In brief

  • The KuCoin hacker continues to launder the stolen crypto.
  • To do so, the hacker is sending the money through decentralized exchanges.
  • But it's still possible to trace the funds before and after they've been sold on DEXs. Here's where it's gone so far.

One of the biggest hacks against a cryptocurrency exchange in recent memory took place last week. Just how big was it, and where is all that crypto now going? Blockchain investigation software Elliptic has crunched the numbers

Using publicly available on-chain data and its tracking software, the British company found that a hacker on Friday stole $281,455,300 from cryptocurrency exchange KuCoin, and has so far sold $13.2 million on decentralized exchanges.

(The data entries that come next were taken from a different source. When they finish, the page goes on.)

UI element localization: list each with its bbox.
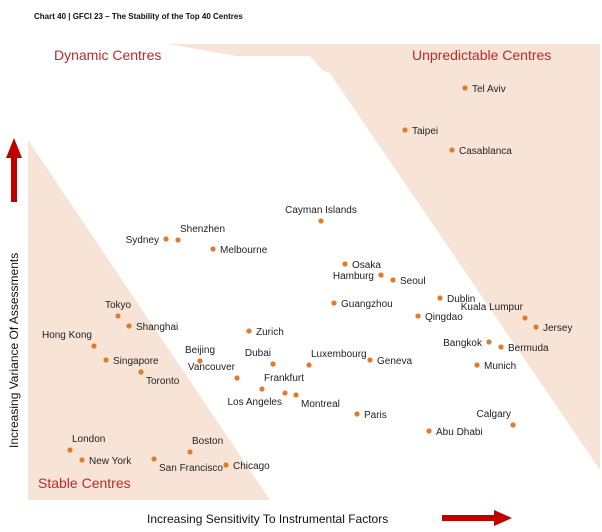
label-singapore: Singapore (113, 356, 159, 367)
label-toronto: Toronto (146, 376, 180, 387)
label-cayman-islands: Cayman Islands (285, 205, 357, 216)
point-luxembourg (306, 362, 312, 368)
point-tel-aviv (462, 85, 468, 91)
label-beijing: Beijing (185, 345, 215, 356)
label-tel-aviv: Tel Aviv (472, 84, 506, 95)
label-jersey: Jersey (543, 323, 572, 334)
label-kuala-lumpur: Kuala Lumpur (461, 302, 524, 313)
point-munich (474, 362, 480, 368)
label-los-angeles: Los Angeles (228, 397, 283, 408)
label-luxembourg: Luxembourg (311, 349, 367, 360)
label-guangzhou: Guangzhou (341, 299, 393, 310)
point-melbourne (210, 246, 216, 252)
point-dublin (437, 295, 443, 301)
point-toronto (138, 369, 144, 375)
point-new-york (79, 457, 85, 463)
label-qingdao: Qingdao (425, 312, 463, 323)
label-zurich: Zurich (256, 327, 284, 338)
point-hong-kong (91, 343, 97, 349)
point-montreal (293, 392, 299, 398)
point-chicago (223, 462, 229, 468)
label-bangkok: Bangkok (443, 338, 483, 349)
label-abu-dhabi: Abu Dhabi (436, 427, 483, 438)
point-shenzhen (175, 237, 181, 243)
point-seoul (390, 277, 396, 283)
label-san-francisco: San Francisco (159, 463, 223, 474)
point-kuala-lumpur (522, 315, 528, 321)
point-shanghai (126, 323, 132, 329)
point-paris (354, 411, 360, 417)
zone-label-stable: Stable Centres (38, 475, 131, 491)
label-shenzhen: Shenzhen (180, 224, 225, 235)
point-frankfurt (259, 386, 265, 392)
label-osaka: Osaka (352, 260, 381, 271)
point-bermuda (498, 344, 504, 350)
point-beijing (197, 358, 203, 364)
label-frankfurt: Frankfurt (264, 373, 304, 384)
label-vancouver: Vancouver (188, 362, 236, 373)
point-jersey (533, 324, 539, 330)
label-sydney: Sydney (126, 235, 159, 246)
point-casablanca (449, 147, 455, 153)
point-dubai (270, 361, 276, 367)
point-taipei (402, 127, 408, 133)
point-vancouver (234, 375, 240, 381)
label-calgary: Calgary (477, 409, 511, 420)
point-san-francisco (151, 456, 157, 462)
label-casablanca: Casablanca (459, 146, 512, 157)
chart-title: Chart 40 | GFCI 23 – The Stability of th… (34, 12, 243, 21)
label-paris: Paris (364, 410, 387, 421)
label-munich: Munich (484, 361, 516, 372)
band-unpredictable-right (310, 44, 600, 470)
point-tokyo (115, 313, 121, 319)
point-los-angeles (282, 390, 288, 396)
point-guangzhou (331, 300, 337, 306)
label-montreal: Montreal (301, 399, 340, 410)
point-singapore (103, 357, 109, 363)
label-bermuda: Bermuda (508, 343, 549, 354)
point-zurich (246, 328, 252, 334)
data-points: Tel Aviv Taipei Casablanca Cayman Islands Sy… (42, 84, 573, 474)
point-geneva (367, 357, 373, 363)
x-axis-arrow (442, 510, 512, 526)
point-abu-dhabi (426, 428, 432, 434)
label-new-york: New York (89, 456, 132, 467)
point-qingdao (415, 313, 421, 319)
point-calgary (510, 422, 516, 428)
y-axis-arrow (6, 138, 22, 202)
label-hamburg: Hamburg (333, 271, 374, 282)
point-london (67, 447, 73, 453)
point-hamburg (378, 272, 384, 278)
label-dublin: Dublin (447, 294, 475, 305)
label-london: London (72, 434, 105, 445)
label-geneva: Geneva (377, 356, 412, 367)
zone-label-dynamic: Dynamic Centres (54, 47, 161, 63)
y-axis-title: Increasing Variance Of Assessments (7, 253, 21, 448)
label-boston: Boston (192, 436, 223, 447)
label-shanghai: Shanghai (136, 322, 178, 333)
point-bangkok (486, 339, 492, 345)
label-seoul: Seoul (400, 276, 426, 287)
x-axis-title: Increasing Sensitivity To Instrumental F… (147, 512, 388, 526)
zone-label-unpredictable: Unpredictable Centres (412, 47, 551, 63)
label-taipei: Taipei (412, 126, 438, 137)
label-dubai: Dubai (245, 348, 271, 359)
band-stable-bottom-left (28, 140, 270, 500)
point-osaka (342, 261, 348, 267)
label-hong-kong: Hong Kong (42, 330, 92, 341)
label-melbourne: Melbourne (220, 245, 268, 256)
label-tokyo: Tokyo (105, 300, 132, 311)
label-chicago: Chicago (233, 461, 270, 472)
point-sydney (163, 236, 169, 242)
point-cayman-islands (318, 218, 324, 224)
point-boston (187, 449, 193, 455)
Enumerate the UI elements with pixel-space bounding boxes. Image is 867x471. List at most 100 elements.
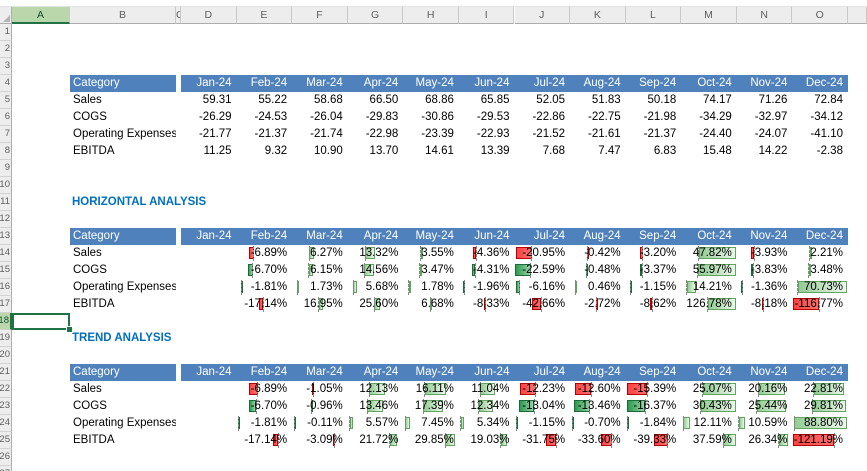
column-header-C[interactable]: C xyxy=(176,7,181,24)
value-cell[interactable]: -21.37 xyxy=(237,126,293,143)
value-cell[interactable]: -39.33% xyxy=(626,432,682,449)
month-header-cell[interactable]: Mar-24 xyxy=(306,366,343,378)
month-header-cell[interactable]: Aug-24 xyxy=(583,77,621,89)
row-header-25[interactable]: 25 xyxy=(0,432,12,449)
value-cell[interactable]: -3.37% xyxy=(626,262,682,279)
value-cell[interactable]: 7.47 xyxy=(570,143,626,160)
value-cell[interactable]: -22.59% xyxy=(515,262,571,279)
row-label-cell[interactable]: COGS xyxy=(73,111,107,123)
value-cell[interactable]: -8.33% xyxy=(459,296,515,313)
value-cell[interactable]: -30.86 xyxy=(403,109,459,126)
row-header-23[interactable]: 23 xyxy=(0,398,12,415)
row-header-26[interactable]: 26 xyxy=(0,449,12,466)
value-cell[interactable]: 71.26 xyxy=(737,92,793,109)
row-header-4[interactable]: 4 xyxy=(0,75,12,92)
value-cell[interactable]: -21.98 xyxy=(626,109,682,126)
value-cell[interactable]: 55.97% xyxy=(681,262,737,279)
value-cell[interactable]: -16.37% xyxy=(626,398,682,415)
row-label-cell[interactable]: EBITDA xyxy=(73,434,115,446)
row-header-17[interactable]: 17 xyxy=(0,296,12,313)
month-header-cell[interactable]: Mar-24 xyxy=(306,230,343,242)
value-cell[interactable]: 25.44% xyxy=(737,398,793,415)
column-header-F[interactable]: F xyxy=(292,7,348,24)
row-header-12[interactable]: 12 xyxy=(0,211,12,228)
value-cell[interactable]: 5.34% xyxy=(459,415,515,432)
value-cell[interactable]: 126.78% xyxy=(681,296,737,313)
month-header-cell[interactable]: Sep-24 xyxy=(639,230,677,242)
month-header-cell[interactable]: Jul-24 xyxy=(533,230,566,242)
value-cell[interactable]: -15.39% xyxy=(626,381,682,398)
value-cell[interactable]: 68.86 xyxy=(403,92,459,109)
value-cell[interactable]: -22.75 xyxy=(570,109,626,126)
value-cell[interactable]: 16.11% xyxy=(403,381,459,398)
value-cell[interactable]: 5.68% xyxy=(348,279,404,296)
value-cell[interactable]: -8.18% xyxy=(737,296,793,313)
month-header-cell[interactable]: Jul-24 xyxy=(533,77,566,89)
value-cell[interactable]: -0.48% xyxy=(570,262,626,279)
value-cell[interactable]: 13.46% xyxy=(348,398,404,415)
column-header-A[interactable]: A xyxy=(12,7,70,24)
month-header-cell[interactable]: May-24 xyxy=(415,366,454,378)
value-cell[interactable]: -21.37 xyxy=(626,126,682,143)
value-cell[interactable]: -1.15% xyxy=(626,279,682,296)
value-cell[interactable]: -26.29 xyxy=(181,109,237,126)
value-cell[interactable]: -26.04 xyxy=(292,109,348,126)
column-header-overflow[interactable] xyxy=(848,7,867,24)
value-cell[interactable]: 14.61 xyxy=(403,143,459,160)
column-header-I[interactable]: I xyxy=(458,7,515,24)
value-cell[interactable]: 15.48 xyxy=(681,143,737,160)
row-label-cell[interactable]: Sales xyxy=(73,383,102,395)
fill-handle[interactable] xyxy=(66,326,73,333)
value-cell[interactable]: -0.96% xyxy=(292,398,348,415)
month-header-cell[interactable]: Mar-24 xyxy=(306,77,343,89)
value-cell[interactable]: 10.59% xyxy=(737,415,793,432)
value-cell[interactable] xyxy=(181,296,237,313)
value-cell[interactable]: -32.97 xyxy=(737,109,793,126)
month-header-cell[interactable]: Jan-24 xyxy=(196,77,232,89)
value-cell[interactable]: 74.17 xyxy=(681,92,737,109)
value-cell[interactable]: -41.10 xyxy=(792,126,848,143)
row-header-11[interactable]: 11 xyxy=(0,194,12,211)
value-cell[interactable]: 11.25 xyxy=(181,143,237,160)
value-cell[interactable] xyxy=(181,262,237,279)
value-cell[interactable]: 20.16% xyxy=(737,381,793,398)
category-header-cell[interactable]: Category xyxy=(70,228,176,245)
column-header-G[interactable]: G xyxy=(347,7,404,24)
row-label-cell[interactable]: COGS xyxy=(73,400,107,412)
month-header-cell[interactable]: Nov-24 xyxy=(750,366,788,378)
value-cell[interactable]: -1.84% xyxy=(626,415,682,432)
value-cell[interactable]: -21.74 xyxy=(292,126,348,143)
value-cell[interactable]: -6.70% xyxy=(237,398,293,415)
column-header-D[interactable]: D xyxy=(181,7,237,24)
month-header-cell[interactable]: Aug-24 xyxy=(583,366,621,378)
value-cell[interactable]: -21.52 xyxy=(515,126,571,143)
value-cell[interactable]: -6.89% xyxy=(237,381,293,398)
value-cell[interactable]: 29.81% xyxy=(792,398,848,415)
value-cell[interactable]: 21.72% xyxy=(348,432,404,449)
row-header-20[interactable]: 20 xyxy=(0,347,12,364)
value-cell[interactable]: -34.29 xyxy=(681,109,737,126)
month-header-cell[interactable]: May-24 xyxy=(415,77,454,89)
value-cell[interactable]: 37.59% xyxy=(681,432,737,449)
row-label-cell[interactable]: Operating Expenses xyxy=(73,281,176,293)
month-header-cell[interactable]: Oct-24 xyxy=(697,77,732,89)
value-cell[interactable]: -0.11% xyxy=(292,415,348,432)
value-cell[interactable]: -1.81% xyxy=(237,279,293,296)
value-cell[interactable]: -22.98 xyxy=(348,126,404,143)
value-cell[interactable]: -24.53 xyxy=(237,109,293,126)
value-cell[interactable] xyxy=(181,398,237,415)
value-cell[interactable]: -24.07 xyxy=(737,126,793,143)
month-header-cell[interactable]: Feb-24 xyxy=(250,77,288,89)
row-label-cell[interactable]: EBITDA xyxy=(73,145,115,157)
value-cell[interactable]: -12.60% xyxy=(570,381,626,398)
value-cell[interactable]: 9.32 xyxy=(237,143,293,160)
value-cell[interactable]: 50.18 xyxy=(626,92,682,109)
value-cell[interactable]: -24.40 xyxy=(681,126,737,143)
value-cell[interactable]: -6.16% xyxy=(515,279,571,296)
value-cell[interactable]: -22.93 xyxy=(459,126,515,143)
value-cell[interactable]: 65.85 xyxy=(459,92,515,109)
month-header-cell[interactable]: Apr-24 xyxy=(363,230,399,242)
select-all-button[interactable] xyxy=(0,7,12,24)
column-header-N[interactable]: N xyxy=(736,7,793,24)
row-label-cell[interactable]: Sales xyxy=(73,247,102,259)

KuCoin said that the hacker accessed the exchange’s accounts through a private key that somehow got leaked. Then they stole $281.5 million worth of a variety of cryptocurrencies; about $152 million of the haul was in Ethereum-based (ERC-20) coins.

To deal with the hack, crypto projects froze about $130 million worth of the hacker’s money. They did this by issuing an update to the blockchain that invalidated all of the stolen coins. In traditional finance, this would be akin to a bank invalidating a large transaction or freezing an account. But that didn't invalidate all of it. And this week, the hacker has started to launder some of what’s left. 

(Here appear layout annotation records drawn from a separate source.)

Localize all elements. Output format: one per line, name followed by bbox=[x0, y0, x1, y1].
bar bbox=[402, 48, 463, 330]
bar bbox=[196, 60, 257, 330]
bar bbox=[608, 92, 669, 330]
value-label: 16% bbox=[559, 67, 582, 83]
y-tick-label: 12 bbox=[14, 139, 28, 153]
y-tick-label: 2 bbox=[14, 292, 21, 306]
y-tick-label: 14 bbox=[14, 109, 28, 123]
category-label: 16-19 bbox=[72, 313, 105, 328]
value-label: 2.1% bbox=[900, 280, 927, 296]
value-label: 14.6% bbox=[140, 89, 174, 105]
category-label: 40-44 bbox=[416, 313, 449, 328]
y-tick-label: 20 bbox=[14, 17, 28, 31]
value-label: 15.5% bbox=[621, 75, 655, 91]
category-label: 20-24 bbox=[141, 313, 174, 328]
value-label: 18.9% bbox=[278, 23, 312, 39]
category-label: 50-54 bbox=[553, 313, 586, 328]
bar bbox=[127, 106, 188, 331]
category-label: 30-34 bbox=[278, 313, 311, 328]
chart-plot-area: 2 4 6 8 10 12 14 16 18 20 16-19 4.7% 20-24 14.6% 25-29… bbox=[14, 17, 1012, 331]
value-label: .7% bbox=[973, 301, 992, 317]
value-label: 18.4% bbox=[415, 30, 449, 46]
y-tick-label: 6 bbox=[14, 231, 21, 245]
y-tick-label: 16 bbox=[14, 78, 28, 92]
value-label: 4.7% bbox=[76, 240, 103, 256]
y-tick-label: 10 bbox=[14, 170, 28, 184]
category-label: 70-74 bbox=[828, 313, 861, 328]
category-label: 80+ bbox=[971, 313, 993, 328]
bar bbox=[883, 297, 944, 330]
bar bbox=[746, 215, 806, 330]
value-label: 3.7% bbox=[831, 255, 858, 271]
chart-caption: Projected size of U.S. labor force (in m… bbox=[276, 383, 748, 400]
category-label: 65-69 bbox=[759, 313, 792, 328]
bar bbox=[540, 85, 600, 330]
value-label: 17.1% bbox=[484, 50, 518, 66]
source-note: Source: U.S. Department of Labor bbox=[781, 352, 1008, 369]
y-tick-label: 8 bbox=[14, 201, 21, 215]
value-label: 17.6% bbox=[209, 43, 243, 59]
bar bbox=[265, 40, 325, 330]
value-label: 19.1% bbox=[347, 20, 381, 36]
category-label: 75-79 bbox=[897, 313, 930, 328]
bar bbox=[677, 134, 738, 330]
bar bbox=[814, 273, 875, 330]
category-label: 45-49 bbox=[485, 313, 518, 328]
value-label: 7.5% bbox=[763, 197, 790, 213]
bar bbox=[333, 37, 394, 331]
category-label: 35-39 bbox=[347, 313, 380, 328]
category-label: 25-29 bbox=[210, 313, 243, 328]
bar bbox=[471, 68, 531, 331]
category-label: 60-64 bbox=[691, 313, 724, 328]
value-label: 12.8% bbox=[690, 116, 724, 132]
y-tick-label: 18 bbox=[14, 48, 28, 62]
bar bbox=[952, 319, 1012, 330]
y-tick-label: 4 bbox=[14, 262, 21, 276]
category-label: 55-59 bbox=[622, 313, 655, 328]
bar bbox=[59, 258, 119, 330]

The hacker has seemingly chosen decentralized exchanges to wash the stolen loot, since these sorts of trading platforms are unregulated and it’s difficult to freeze funds on them. Centralized exchanges such as Coinbase or Binance, by comparison, are run by companies who can control the flow of funds on their exchanges.

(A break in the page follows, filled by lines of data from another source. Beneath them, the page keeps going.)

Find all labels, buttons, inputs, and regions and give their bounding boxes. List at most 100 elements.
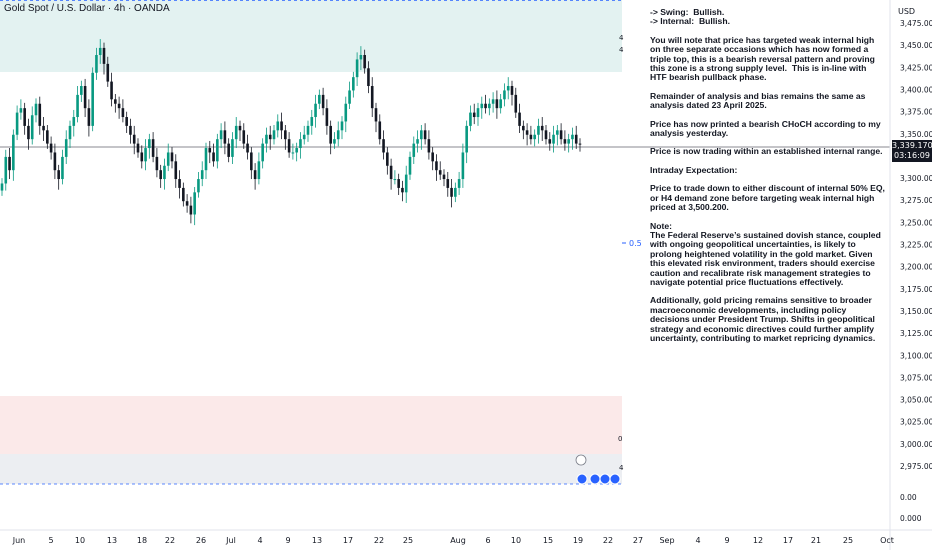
candle-body — [389, 165, 393, 180]
candle-body — [457, 179, 461, 188]
candle-body — [465, 125, 468, 153]
candle-body — [461, 152, 465, 180]
price-tick-label: 2,975.000 — [900, 462, 932, 471]
analysis-note[interactable]: -> Swing: Bullish. -> Internal: Bullish.… — [650, 7, 885, 352]
candle-body — [15, 112, 19, 135]
price-tick-label: 3,450.000 — [900, 41, 932, 50]
note-paragraph: -> Swing: Bullish. -> Internal: Bullish. — [650, 7, 730, 27]
candle-body — [552, 134, 555, 144]
news-icon-2[interactable] — [589, 473, 601, 485]
candle-body — [476, 108, 480, 118]
fib-level-label: 0.5 — [629, 239, 642, 248]
symbol-title[interactable]: Gold Spot / U.S. Dollar · 4h · OANDA — [4, 3, 170, 14]
price-axis[interactable]: 3,475.000 3,450.000 3,425.000 3,400.000 3,37… — [900, 19, 932, 523]
candle-body — [49, 143, 53, 153]
candle-body — [140, 152, 144, 162]
news-icon-1[interactable] — [576, 473, 588, 485]
price-tick-label: 3,175.000 — [900, 285, 932, 294]
candle-body — [302, 134, 306, 140]
candle-body — [378, 121, 382, 140]
time-tick-label: 10 — [75, 536, 85, 545]
candle-body — [151, 139, 155, 157]
time-tick-label: 17 — [783, 536, 793, 545]
price-tick-label: 3,200.000 — [900, 263, 932, 272]
indicator-tick-label: 0.000 — [900, 514, 922, 523]
bottom-icons[interactable] — [575, 454, 621, 485]
time-tick-label: 22 — [374, 536, 384, 545]
time-tick-label: 4 — [257, 536, 262, 545]
candle-body — [250, 152, 253, 171]
candle-body — [129, 125, 132, 135]
candle-body — [57, 170, 60, 180]
candle-body — [506, 86, 510, 91]
time-tick-label: Oct — [880, 536, 894, 545]
candle-body — [276, 121, 280, 131]
candle-body — [537, 125, 540, 135]
time-tick-label: Jul — [225, 536, 236, 545]
candle-body — [53, 152, 57, 171]
candle-body — [117, 103, 121, 109]
current-price-value: 3,339.170 — [892, 141, 932, 150]
candle-body — [420, 130, 423, 140]
candle-body — [450, 187, 453, 197]
candle-body — [423, 130, 427, 140]
price-tick-label: 3,050.000 — [900, 396, 932, 405]
candle-body — [246, 143, 249, 153]
candle-body — [291, 152, 295, 154]
candle-body — [80, 86, 83, 95]
candle-body — [212, 152, 215, 162]
candle-body — [318, 94, 321, 104]
candle-body — [533, 134, 536, 140]
candle-body — [325, 108, 329, 126]
time-tick-label: 12 — [753, 536, 763, 545]
candle-body — [499, 99, 502, 109]
candle-body — [223, 130, 227, 144]
news-icon-4[interactable] — [609, 473, 621, 485]
time-tick-label: 6 — [485, 536, 490, 545]
price-tick-label: 3,275.000 — [900, 196, 932, 205]
candle-body — [355, 59, 359, 78]
candle-body — [336, 130, 340, 140]
bar-countdown: 03:16:09 — [894, 151, 930, 160]
time-tick-label: 13 — [312, 536, 322, 545]
price-tick-label: 3,125.000 — [900, 329, 932, 338]
time-axis[interactable]: Jun 5 10 13 18 22 26 Jul 4 9 13 17 22 25 Aug 6 10 15 19 22 2… — [12, 536, 894, 545]
candle-body — [102, 47, 106, 64]
candle-body — [159, 170, 162, 180]
candle-body — [42, 125, 45, 131]
time-tick-label: 9 — [285, 536, 290, 545]
time-tick-label: 5 — [48, 536, 53, 545]
time-tick-label: 13 — [107, 536, 117, 545]
candle-body — [397, 179, 400, 188]
candle-body — [61, 156, 64, 180]
candle-body — [529, 134, 533, 140]
candle-body — [253, 170, 257, 180]
candle-body — [8, 156, 11, 171]
candle-body — [480, 103, 484, 109]
candle-body — [321, 94, 325, 109]
price-tick-label: 3,100.000 — [900, 351, 932, 360]
candle-body — [91, 72, 94, 126]
price-tick-label: 3,300.000 — [900, 174, 932, 183]
time-tick-label: Jun — [12, 536, 26, 545]
candle-body — [522, 125, 525, 131]
time-tick-label: Sep — [659, 536, 674, 545]
candle-body — [295, 148, 298, 153]
lightning-icon[interactable] — [575, 454, 587, 466]
candle-body — [386, 152, 389, 166]
news-icon-3[interactable] — [599, 473, 611, 485]
note-paragraph: Note: The Federal Reserve’s sustained do… — [650, 220, 881, 287]
candle-body — [95, 55, 98, 73]
candle-body — [525, 130, 529, 135]
time-tick-label: 17 — [343, 536, 353, 545]
time-tick-label: 10 — [511, 536, 521, 545]
candle-body — [23, 108, 26, 126]
candle-body — [352, 77, 355, 91]
currency-label[interactable]: USD — [898, 7, 916, 16]
price-tick-label: 3,400.000 — [900, 85, 932, 94]
candle-body — [299, 139, 302, 149]
demand-zone — [0, 396, 622, 454]
candle-body — [571, 134, 574, 140]
candle-body — [231, 139, 234, 157]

“With their huge volumes and lack of KYC checks, DEXs have become an obvious choice for money laundering in crypto,” wrote Dr. Tom Robinson, Elliptic’s chief scientist and cofounder.

DEXs have been around for years, but they increased in popularity this year after billions poured into the DeFi sector of the crypto industry this summer. That means that there’s more than enough cryptocurrency now running through decentralized exchanges for this hacker, and potentially future bad actors, to make use of DEXs to swap out stolen tokens.

This is how the KuCoin hacker has so far sold off the stolen crypto, according to Elliptic, whose software tracks the flow of cryptocurrency across blockchains:

The hacker has sent about $7.9 million to decentralized exchange Uniswap. Uniswap is the most popular decentralized exchange; in the past 24 hours, people have traded $235 million worth of cryptocurrency on the exchange. The hacker mostly sent SNX (of decentralized synthetic assets protocol, Synethetix) and the decentralized stablecoin, DAI.

To Kyber, the hacker sent $4.095 million, much of it in decentralized lending protocol Compound’s COMP token, and LINK, the coin that powers Chainlink, a decentralized oracle network. 

Then $756,860 worth of Enjin (ENJ) to DEX.AG, and $499,133 of KNC (Kyber Network Token) to TokenIon. 

Dr. Robinson said that Elliptic’s technology is capable of tracing transactions after it’s left decentralized exchanges. “Unlike centralized exchanges, which are dead-ends when it comes to tracing the flow of funds, with DEXs everything is recorded and visible on the blockchain.”

Elliptic, however, did not disclose where the money has gone since then. Though presumably this is something that KuCoin and its clients would very much like to know.